兵庫県出身で、学生時代は朝から晩までテニスの練習に明け暮れていました。2006年に広島大学を卒業し、姫路赤十字病院での研修後、2010年から兵庫県立こども病院に勤務し、急性脳症をはじめとした救急疾患、神経疾患の診療に携わりました。2014年から神戸大学大学院に進学し「てんかん重積状態の後遺症予測」「急性脳症の早期診断スコアの開発」「炎症性サイトカイン動態」などの研究を行いました。急性脳症に対する体温管理療法、ステロイドパルス療法の有効性についても研究してきました。
2022年から現職として、小児神経救急・集中治療の発展に向けて取り組んでいます。急性脳症の発病予測・発病抑止・治療法確立を目指し、後遺症が残るこどもたちを1人でも減らすことができるように全力を尽くします。

多田 弘子Hiroko Tada

千葉県済生会習志野病院小児科 科長

千葉県出身、千葉大学時代はバドミントン部に6年間所属しました。卒業後は髙梨先生が率いる千葉大学小児科の神経グループに所属し、MRIの大好きな高梨先生とたくさんのMRI、MRSに囲まれながらよく討論し勉強しました。

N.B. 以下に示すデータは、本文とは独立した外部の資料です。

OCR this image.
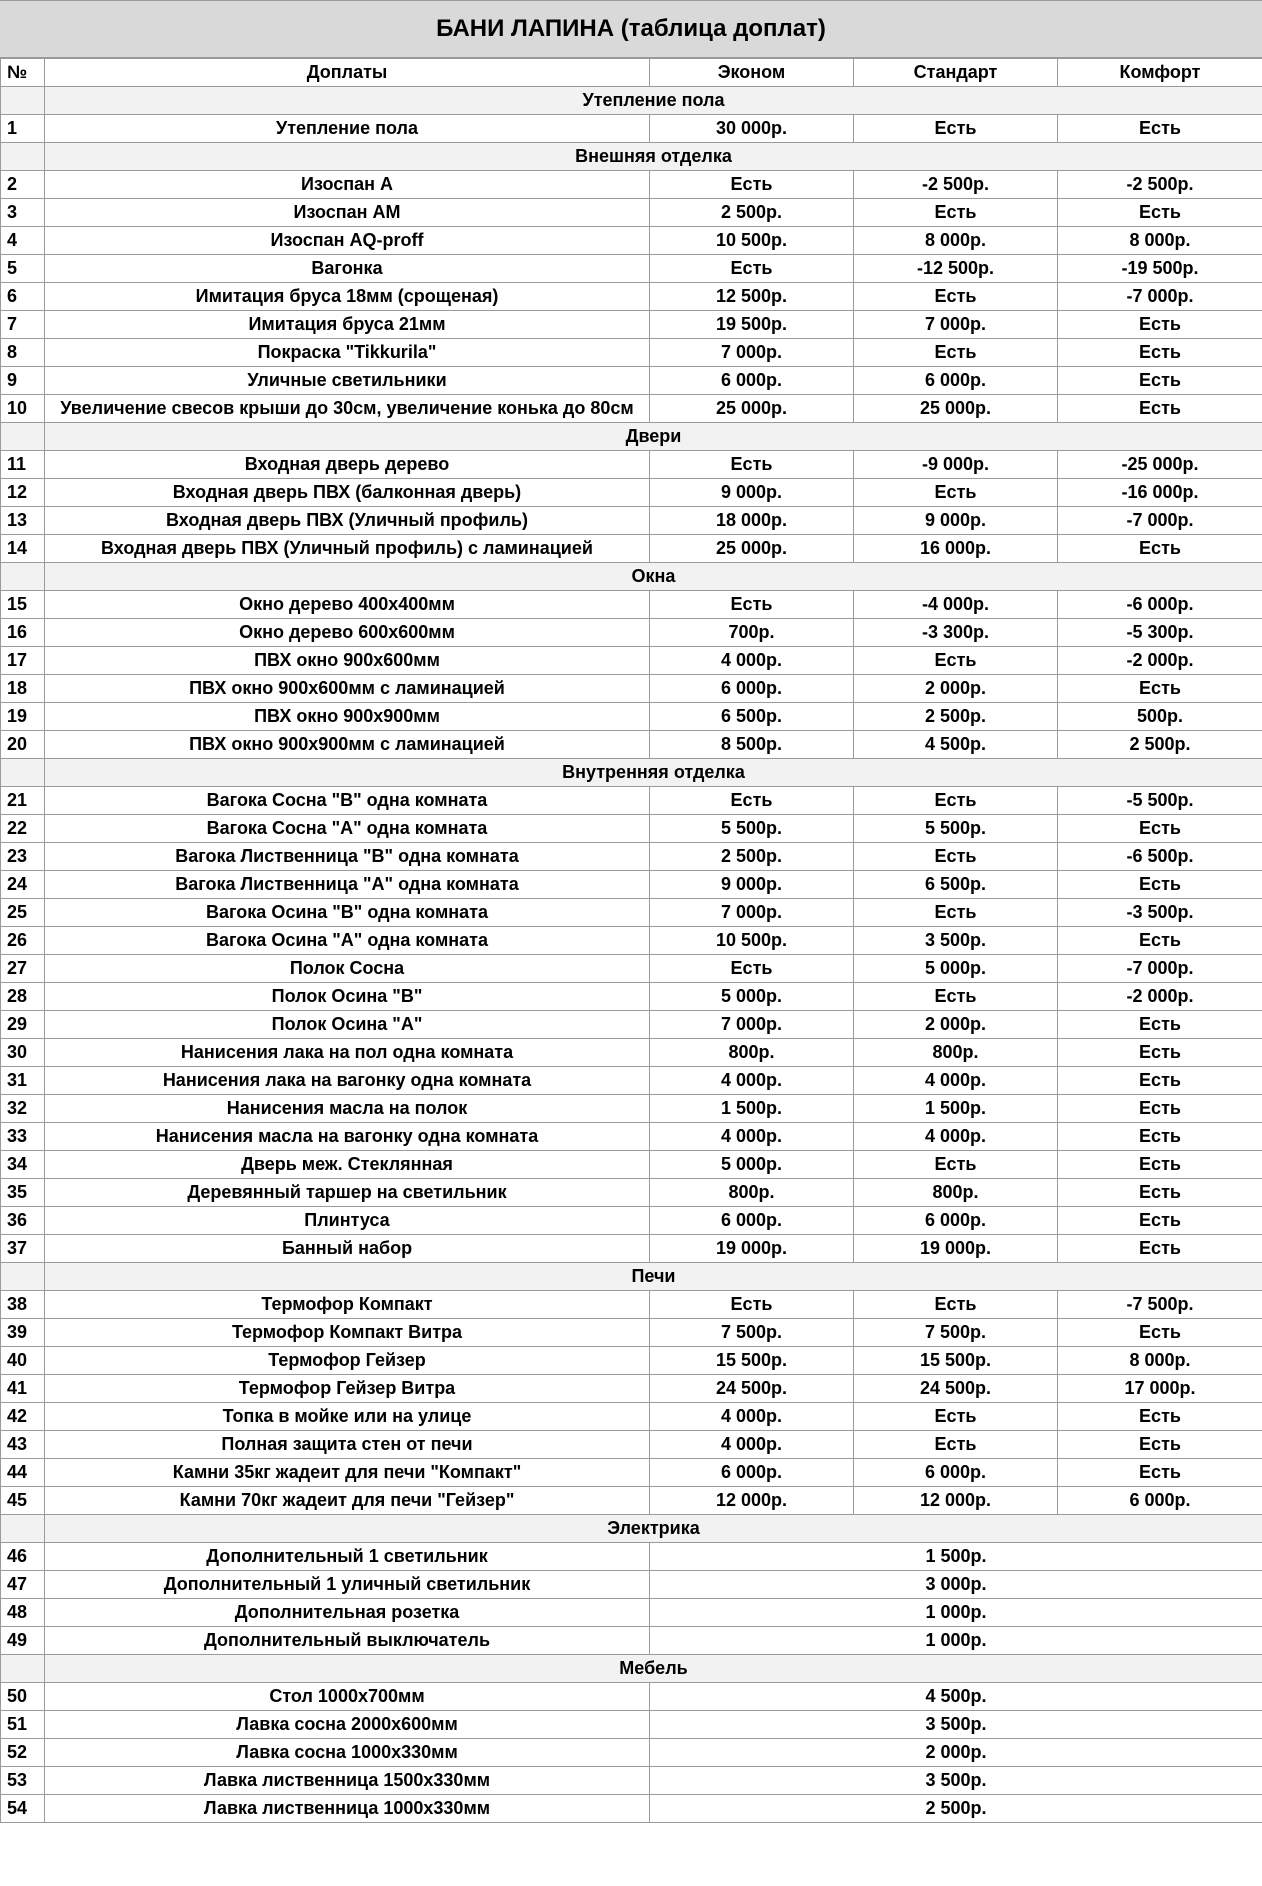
БАНИ ЛАПИНА (таблица доплат)
№	Доплаты	Эконом	Стандарт	Комфорт
	Утепление пола			
1	Утепление пола	30 000р.	Есть	Есть
	Внешняя отделка			
2	Изоспан А	Есть	-2 500р.	-2 500р.
3	Изоспан АМ	2 500р.	Есть	Есть
4	Изоспан AQ-proff	10 500р.	8 000р.	8 000р.
5	Вагонка	Есть	-12 500р.	-19 500р.
6	Имитация бруса 18мм (срощеная)	12 500р.	Есть	-7 000р.
7	Имитация бруса 21мм	19 500р.	7 000р.	Есть
8	Покраска "Tikkurila"	7 000р.	Есть	Есть
9	Уличные светильники	6 000р.	6 000р.	Есть
10	Увеличение свесов крыши до 30см, увеличение конька до 80см	25 000р.	25 000р.	Есть
	Двери			
11	Входная дверь дерево	Есть	-9 000р.	-25 000р.
12	Входная дверь ПВХ (балконная дверь)	9 000р.	Есть	-16 000р.
13	Входная дверь ПВХ (Уличный профиль)	18 000р.	9 000р.	-7 000р.
14	Входная дверь ПВХ (Уличный профиль) с ламинацией	25 000р.	16 000р.	Есть
	Окна			
15	Окно дерево 400х400мм	Есть	-4 000р.	-6 000р.
16	Окно дерево 600х600мм	700р.	-3 300р.	-5 300р.
17	ПВХ окно 900х600мм	4 000р.	Есть	-2 000р.
18	ПВХ окно 900х600мм с ламинацией	6 000р.	2 000р.	Есть
19	ПВХ окно 900х900мм	6 500р.	2 500р.	500р.
20	ПВХ окно 900х900мм с ламинацией	8 500р.	4 500р.	2 500р.
	Внутренняя отделка			
21	Вагока Сосна "В" одна комната	Есть	Есть	-5 500р.
22	Вагока Сосна "А" одна комната	5 500р.	5 500р.	Есть
23	Вагока Лиственница "В" одна комната	2 500р.	Есть	-6 500р.
24	Вагока Лиственница "А" одна комната	9 000р.	6 500р.	Есть
25	Вагока Осина "В" одна комната	7 000р.	Есть	-3 500р.
26	Вагока Осина "А" одна комната	10 500р.	3 500р.	Есть
27	Полок Сосна	Есть	5 000р.	-7 000р.
28	Полок Осина "В"	5 000р.	Есть	-2 000р.
29	Полок Осина "А"	7 000р.	2 000р.	Есть
30	Нанисения лака на пол одна комната	800р.	800р.	Есть
31	Нанисения лака на вагонку одна комната	4 000р.	4 000р.	Есть
32	Нанисения масла на полок	1 500р.	1 500р.	Есть
33	Нанисения масла на вагонку одна комната	4 000р.	4 000р.	Есть
34	Дверь меж. Стеклянная	5 000р.	Есть	Есть
35	Деревянный таршер на светильник	800р.	800р.	Есть
36	Плинтуса	6 000р.	6 000р.	Есть
37	Банный набор	19 000р.	19 000р.	Есть
	Печи			
38	Термофор Компакт	Есть	Есть	-7 500р.
39	Термофор Компакт Витра	7 500р.	7 500р.	Есть
40	Термофор Гейзер	15 500р.	15 500р.	8 000р.
41	Термофор Гейзер Витра	24 500р.	24 500р.	17 000р.
42	Топка в мойке или на улице	4 000р.	Есть	Есть
43	Полная защита стен от печи	4 000р.	Есть	Есть
44	Камни 35кг жадеит для печи "Компакт"	6 000р.	6 000р.	Есть
45	Камни 70кг жадеит для печи "Гейзер"	12 000р.	12 000р.	6 000р.
	Электрика			
46	Дополнительный 1 светильник	1 500р.		
47	Дополнительный 1 уличный светильник	3 000р.		
48	Дополнительная розетка	1 000р.		
49	Дополнительный выключатель	1 000р.		
	Мебель			
50	Стол 1000х700мм	4 500р.		
51	Лавка сосна 2000х600мм	3 500р.		
52	Лавка сосна 1000х330мм	2 000р.		
53	Лавка лиственница 1500х330мм	3 500р.		
54	Лавка лиственница 1000х330мм	2 500р.		
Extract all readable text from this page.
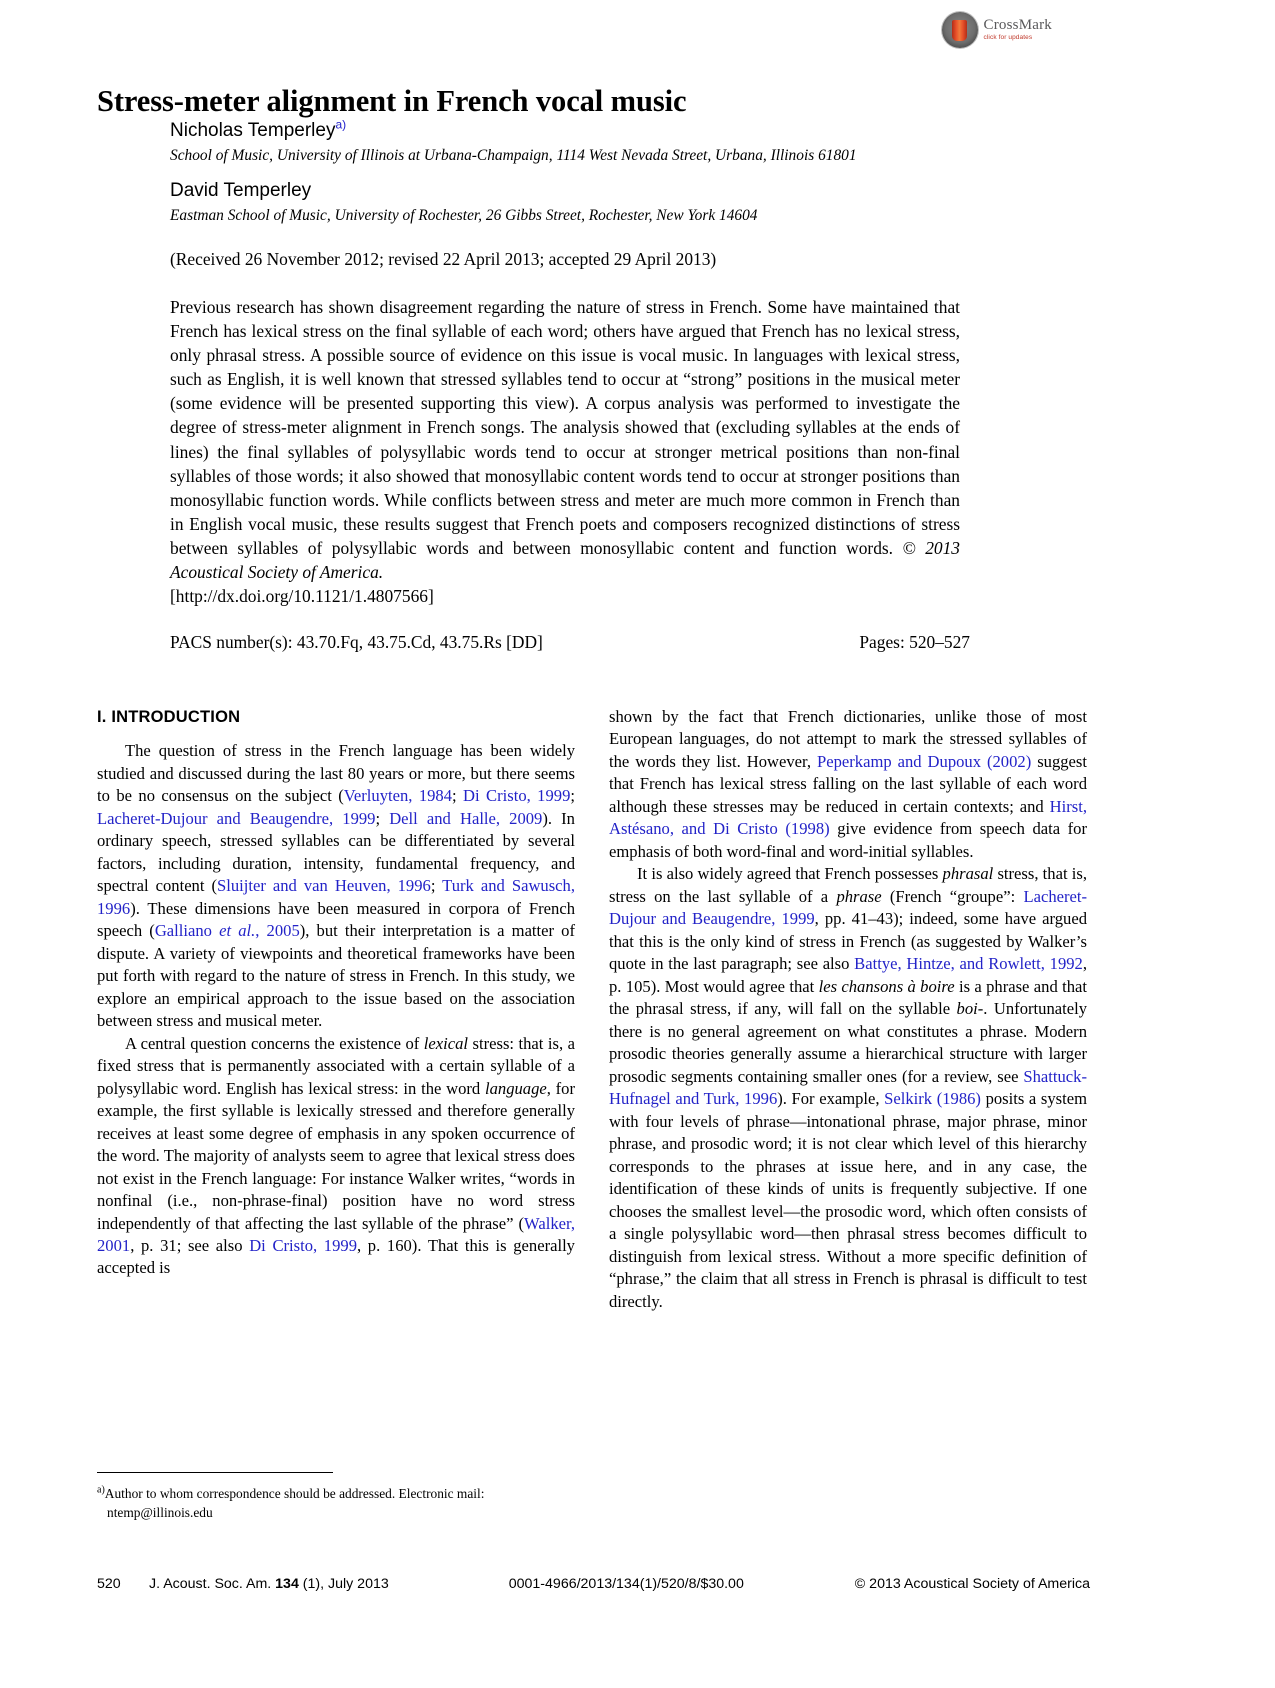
CrossMark
click for updates
Stress-meter alignment in French vocal music
Nicholas Temperley$^{a)}$
School of Music, University of Illinois at Urbana-Champaign, 1114 West Nevada Street, Urbana, Illinois 61801
David Temperley
Eastman School of Music, University of Rochester, 26 Gibbs Street, Rochester, New York 14604
(Received 26 November 2012; revised 22 April 2013; accepted 29 April 2013)
Previous research has shown disagreement regarding the nature of stress in French. Some have maintained that French has lexical stress on the final syllable of each word; others have argued that French has no lexical stress, only phrasal stress. A possible source of evidence on this issue is vocal music. In languages with lexical stress, such as English, it is well known that stressed syllables tend to occur at “strong” positions in the musical meter (some evidence will be presented supporting this view). A corpus analysis was performed to investigate the degree of stress-meter alignment in French songs. The analysis showed that (excluding syllables at the ends of lines) the final syllables of polysyllabic words tend to occur at stronger metrical positions than non-final syllables of those words; it also showed that monosyllabic content words tend to occur at stronger positions than monosyllabic function words. While conflicts between stress and meter are much more common in French than in English vocal music, these results suggest that French poets and composers recognized distinctions of stress between syllables of polysyllabic words and between monosyllabic content and function words. © 2013 Acoustical Society of America.
[http://dx.doi.org/10.1121/1.4807566]
PACS number(s): 43.70.Fq, 43.75.Cd, 43.75.Rs [DD]	Pages: 520–527
I. INTRODUCTION

The question of stress in the French language has been widely studied and discussed during the last 80 years or more, but there seems to be no consensus on the subject (Verluyten, 1984; Di Cristo, 1999; Lacheret-Dujour and Beaugendre, 1999; Dell and Halle, 2009). In ordinary speech, stressed syllables can be differentiated by several factors, including duration, intensity, fundamental frequency, and spectral content (Sluijter and van Heuven, 1996; Turk and Sawusch, 1996). These dimensions have been measured in corpora of French speech (Galliano et al., 2005), but their interpretation is a matter of dispute. A variety of viewpoints and theoretical frameworks have been put forth with regard to the nature of stress in French. In this study, we explore an empirical approach to the issue based on the association between stress and musical meter.

A central question concerns the existence of lexical stress: that is, a fixed stress that is permanently associated with a certain syllable of a polysyllabic word. English has lexical stress: in the word language, for example, the first syllable is lexically stressed and therefore generally receives at least some degree of emphasis in any spoken occurrence of the word. The majority of analysts seem to agree that lexical stress does not exist in the French language: For instance Walker writes, “words in nonfinal (i.e., non-phrase-final) position have no word stress independently of that affecting the last syllable of the phrase” (Walker, 2001, p. 31; see also Di Cristo, 1999, p. 160). That this is generally accepted is

shown by the fact that French dictionaries, unlike those of most European languages, do not attempt to mark the stressed syllables of the words they list. However, Peperkamp and Dupoux (2002) suggest that French has lexical stress falling on the last syllable of each word although these stresses may be reduced in certain contexts; and Hirst, Astésano, and Di Cristo (1998) give evidence from speech data for emphasis of both word-final and word-initial syllables.

It is also widely agreed that French possesses phrasal stress, that is, stress on the last syllable of a phrase (French “groupe”: Lacheret-Dujour and Beaugendre, 1999, pp. 41–43); indeed, some have argued that this is the only kind of stress in French (as suggested by Walker’s quote in the last paragraph; see also Battye, Hintze, and Rowlett, 1992, p. 105). Most would agree that les chansons à boire is a phrase and that the phrasal stress, if any, will fall on the syllable boi-. Unfortunately there is no general agreement on what constitutes a phrase. Modern prosodic theories generally assume a hierarchical structure with larger prosodic segments containing smaller ones (for a review, see Shattuck-Hufnagel and Turk, 1996). For example, Selkirk (1986) posits a system with four levels of phrase—intonational phrase, major phrase, minor phrase, and prosodic word; it is not clear which level of this hierarchy corresponds to the phrases at issue here, and in any case, the identification of these kinds of units is frequently subjective. If one chooses the smallest level—the prosodic word, which often consists of a single polysyllabic word—then phrasal stress becomes difficult to distinguish from lexical stress. Without a more specific definition of “phrase,” the claim that all stress in French is phrasal is difficult to test directly.

$^{a)}$Author to whom correspondence should be addressed. Electronic mail:
ntemp@illinois.edu
520	J. Acoust. Soc. Am. 134 (1), July 2013	0001-4966/2013/134(1)/520/8/$30.00	© 2013 Acoustical Society of America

その後はMRI画像を中心とした脳炎・脳症に興味を持ち、学会発表や論文を中心に活動してきました。妊娠出産を機に自宅近くの現職場に勤務しております。来年次男が中学生になるのでようやく子育てから少し解放されると期待しています。また東京都医学総合研究所こどもの脳プロジェクトリーダーの佐久間啓先生の元で客員研究員としてBio Plexを使用した脳炎・脳症などのサイトカイン測定・研究を行い病態の解明に取り組んでおり、様々な方向から脳症研究との関係が継続していることを嬉しく思います。髙梨先生の脳症への溢れる情熱、論文作成への情熱をいつも素晴らしいと思うばかりですが、髙梨班の研究協力者として脳症への飽くなき挑戦のお手伝いできたらと思います。どうぞよろしくお願い申し上げます。

室伏 佑香Yuuka Murofushi

名古屋市立大学大学院 医学研究科 新生児・小児医学分野

筑波大学出身であり、卒後10年目となります。京都医療センターで初期研修、国立成育医療研究センターで小児科後期研修を行いました。以降、八千代医療センター、国立成育医療研究センター神経内科、島田療育センターはちおうじで小児神経疾患の診療を学ばせていただきました。
未熟者で至らぬ点もあるかと存じますが、今後ともご指導をいただけましたら幸いです。